Boost ETP Defends Leveraged ETFs

Boost ETP Defends Leveraged ETFs

Boost ETP, the European short and leveraged exchange traded product provider, defended the products which Larry Fink, chief executive of BlackRock, said were a danger to the industry.

Fink said at the Deutsche Bank Global Financial Investor Conference in New York last week: “We would never do a leveraged ETF. We just think that’s just a structural problem that could blow up the whole industry one day.”

BlackRock, the largest global asset manager, owns the iShares ETF business.

Traditional exchange-traded funds track the return on an index, usually a blue-chip equity index, but have since expanded to other asset classes such as commodities and fixed income. Leveraged products use derivatives to boost their return, usually to three times the return of the underlying asset, but can also increase losses.
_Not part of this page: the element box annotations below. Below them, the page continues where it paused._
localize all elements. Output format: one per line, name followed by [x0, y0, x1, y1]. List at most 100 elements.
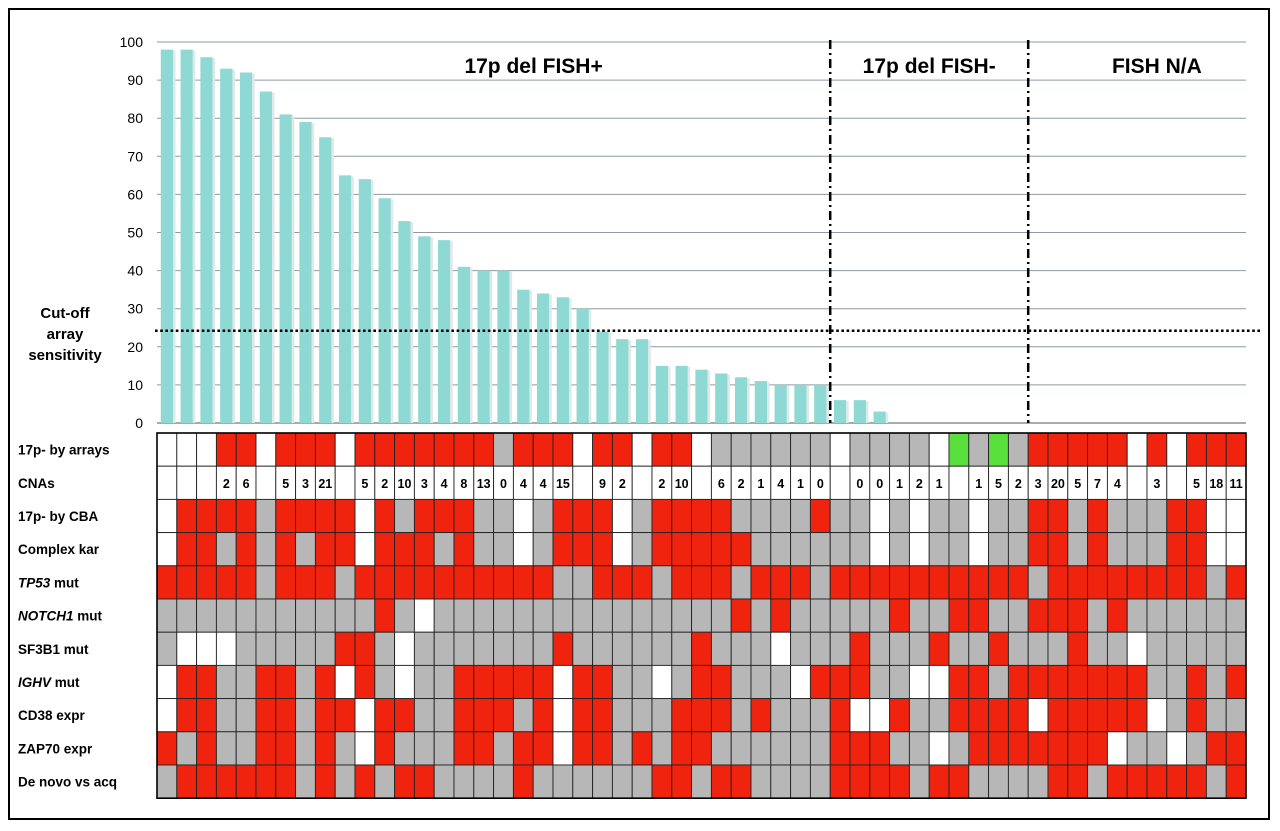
- heatmap-cell: [691, 498, 712, 534]
- bar-shadow: [707, 370, 711, 423]
- heatmap-cell: [651, 565, 673, 600]
- heatmap-cell: [453, 664, 475, 700]
- heatmap-cell: [314, 565, 336, 600]
- heatmap-cell: [1047, 532, 1069, 567]
- cna-value: 4: [777, 477, 784, 491]
- cna-value: 11: [1229, 477, 1242, 491]
- heatmap-cell: [235, 731, 257, 766]
- heatmap-cell: [572, 764, 594, 799]
- heatmap-cell: [176, 598, 198, 633]
- heatmap-cell: [790, 432, 811, 467]
- heatmap-cell: [790, 731, 811, 766]
- heatmap-cell: [651, 598, 673, 633]
- heatmap-cell: [710, 565, 732, 600]
- heatmap-cell: [196, 565, 217, 600]
- heatmap-cell: [433, 432, 455, 467]
- heatmap-cell: [394, 698, 415, 733]
- heatmap-cell: [572, 432, 594, 467]
- row-label: CNAs: [18, 476, 55, 491]
- heatmap-cell: [275, 698, 297, 733]
- heatmap-cell: [809, 432, 831, 467]
- heatmap-cell: [453, 731, 475, 766]
- bar-shadow: [173, 50, 176, 424]
- heatmap-cell: [1205, 498, 1227, 534]
- heatmap-cell: [750, 664, 772, 700]
- heatmap-cell: [1166, 598, 1188, 633]
- heatmap-cell: [1225, 664, 1247, 700]
- heatmap-cell: [750, 731, 772, 766]
- heatmap-cell: [493, 664, 514, 700]
- heatmap-cell: [235, 764, 257, 799]
- heatmap-cell: [631, 465, 653, 500]
- heatmap-cell: [1166, 432, 1188, 467]
- heatmap-cell: [1146, 498, 1168, 534]
- bar-shadow: [628, 340, 631, 423]
- heatmap-cell: [869, 731, 891, 766]
- heatmap-cell: [196, 764, 217, 799]
- heatmap-cell: [691, 698, 712, 733]
- heatmap-cell: [1186, 664, 1207, 700]
- heatmap-cell: [572, 532, 594, 567]
- heatmap-cell: [314, 698, 336, 733]
- heatmap-cell: [532, 498, 554, 534]
- heatmap-cell: [1047, 764, 1069, 799]
- heatmap-cell: [948, 598, 970, 633]
- cna-value: 3: [421, 477, 428, 491]
- heatmap-cell: [1166, 631, 1188, 666]
- cna-value: 3: [1153, 477, 1160, 491]
- heatmap-cell: [493, 731, 514, 766]
- heatmap-cell: [631, 498, 653, 534]
- heatmap-cell: [176, 465, 198, 500]
- cutoff-label: sensitivity: [28, 347, 102, 364]
- heatmap-cell: [314, 498, 336, 534]
- heatmap-cell: [849, 698, 871, 733]
- heatmap-cell: [592, 598, 613, 633]
- cna-value: 15: [556, 477, 570, 491]
- heatmap-cell: [433, 532, 455, 567]
- heatmap-cell: [1047, 631, 1069, 666]
- y-tick-label: 80: [127, 110, 143, 126]
- heatmap-cell: [1225, 532, 1247, 567]
- heatmap-cell: [413, 598, 435, 633]
- heatmap-cell: [809, 764, 831, 799]
- section-label: 17p del FISH-: [863, 55, 996, 78]
- heatmap-cell: [215, 731, 237, 766]
- heatmap-cell: [453, 698, 475, 733]
- cna-value: 5: [995, 477, 1002, 491]
- cna-value: 13: [477, 477, 491, 491]
- bar-shadow: [569, 298, 572, 423]
- heatmap-cell: [235, 698, 257, 733]
- heatmap-cell: [1186, 532, 1207, 567]
- heatmap-cell: [770, 731, 792, 766]
- heatmap-cell: [770, 565, 792, 600]
- heatmap-cell: [869, 664, 891, 700]
- heatmap-cell: [1186, 498, 1207, 534]
- heatmap-cell: [532, 432, 554, 467]
- heatmap-cell: [651, 631, 673, 666]
- heatmap-cell: [889, 532, 910, 567]
- heatmap-cell: [453, 631, 475, 666]
- heatmap-cell: [552, 664, 574, 700]
- bar: [160, 49, 174, 424]
- heatmap-cell: [413, 498, 435, 534]
- heatmap-border: [156, 432, 1247, 800]
- heatmap-cell: [750, 565, 772, 600]
- heatmap-cell: [156, 598, 178, 633]
- bar: [279, 114, 292, 423]
- heatmap-cell: [889, 698, 910, 733]
- bar: [398, 221, 411, 423]
- heatmap-cell: [532, 565, 554, 600]
- heatmap-cell: [750, 498, 772, 534]
- heatmap-cell: [1047, 598, 1069, 633]
- heatmap-cell: [512, 532, 534, 567]
- heatmap-cell: [710, 631, 732, 666]
- bar: [616, 339, 629, 423]
- heatmap-cell: [1126, 532, 1148, 567]
- heatmap-cell: [295, 631, 316, 666]
- heatmap-cell: [156, 664, 178, 700]
- heatmap-cell: [849, 498, 871, 534]
- heatmap-cell: [354, 432, 376, 467]
- heatmap-cell: [512, 498, 534, 534]
- heatmap-cell: [611, 565, 633, 600]
- heatmap-cell: [1225, 764, 1247, 799]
Hector McNeil, co-chief executive of Boost ETP, told Markets Media that leveraged ETFs play an important role in the market by providing investors with a liquid hedging tool, which they could not easily obtain in any other form.

McNeil argued: “Investors in short and leveraged ETFs cannot lose more than their original investment. It is also important to note that they are traded on an exchange, not over-the-counter, and that the leverage amounts are low – a maximum of three times.”

He said short and leveraged ETFs have total assets of about $60bn, less than 2% of the total ETF market and less than 5% of the total assets in mutual funds.

“Most short and leveraged ETFs have extraordinary liquid underlings such as the FTSE 100 or S&P 500,” McNeil added. “Less than 1% of activity is is more esoteric instruments.”

McNeil also said that issuers had been educating investors about the proper uses of short and leveraged ETFs and Boost ETP allows investors to simulate trading on their website before carrying out real trades.

Direxion Investments , a US ETF issuer, said in a statement that it “completely rejects” Fink’s contention that leveraged ETFs pose a systemic risk.

Direxion argued that total assets in leveraged ETFs overstate market exposure as they include both long and short products.

At the close of business on May 28 gross assets in Direxion and ProShares leveraged equity ETF products were $21.9bn across 140 ETFs according to the statement, giving an exposure of $49.5bn including leverage. However total long exposure was $30.9bn and total short exposure was $18.6bn, reducing total net exposure to $12.4bn.

The statement said leveraged ETFs are also rebalanced on a daily basis to maintain the same ratio of capital to exposure each day and have to respond to losses by reducing exposure.

Direxion said: “It is hard to understand how Fink could conclude that a relatively small, highly liquid, completely transparent suite of products, which systematically reduce risk in response to losses, could generate systemic risk.”